Pour approfondir les débats autour du Brexit, de la souveraineté nationale et des tensions entre démocratie et technocratie, plusieurs ouvrages offrent des perspectives complémentaires.

The Road to Somewhere — David Goodhart
Une analyse devenue classique de la fracture entre les élites mobiles et les populations attachées à leur territoire, souvent mobilisée pour comprendre le vote Brexit.
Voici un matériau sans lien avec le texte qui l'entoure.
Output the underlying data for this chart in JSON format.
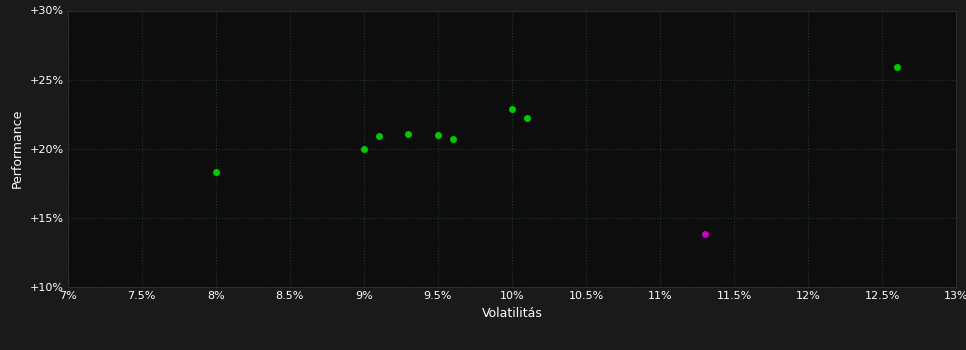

Values, Voice and Virtue — Matthew Goodwin
L’auteur revient sur les transformations politiques du Royaume-Uni et sur les motivations profondes des électeurs favorables à la sortie de l’Union européenne.

Brexit and Business — Sarah Hall
Un ouvrage utile pour comprendre les arguments économiques avancés par les universitaires qui soulignent les coûts du Brexit pour les entreprises britanniques.

Buying Time: The Delayed Crisis of Democratic Capitalism — Wolfgang Streeck
Une réflexion plus large sur les tensions entre gouvernance technocratique, marchés et souveraineté démocratique dans les pays occidentaux.

The European Union: A Citizen’s Guide — Christopher Bickerton
Une présentation accessible du fonctionnement de l’Union européenne, accompagnée d’une réflexion critique sur ses évolutions institutionnelles.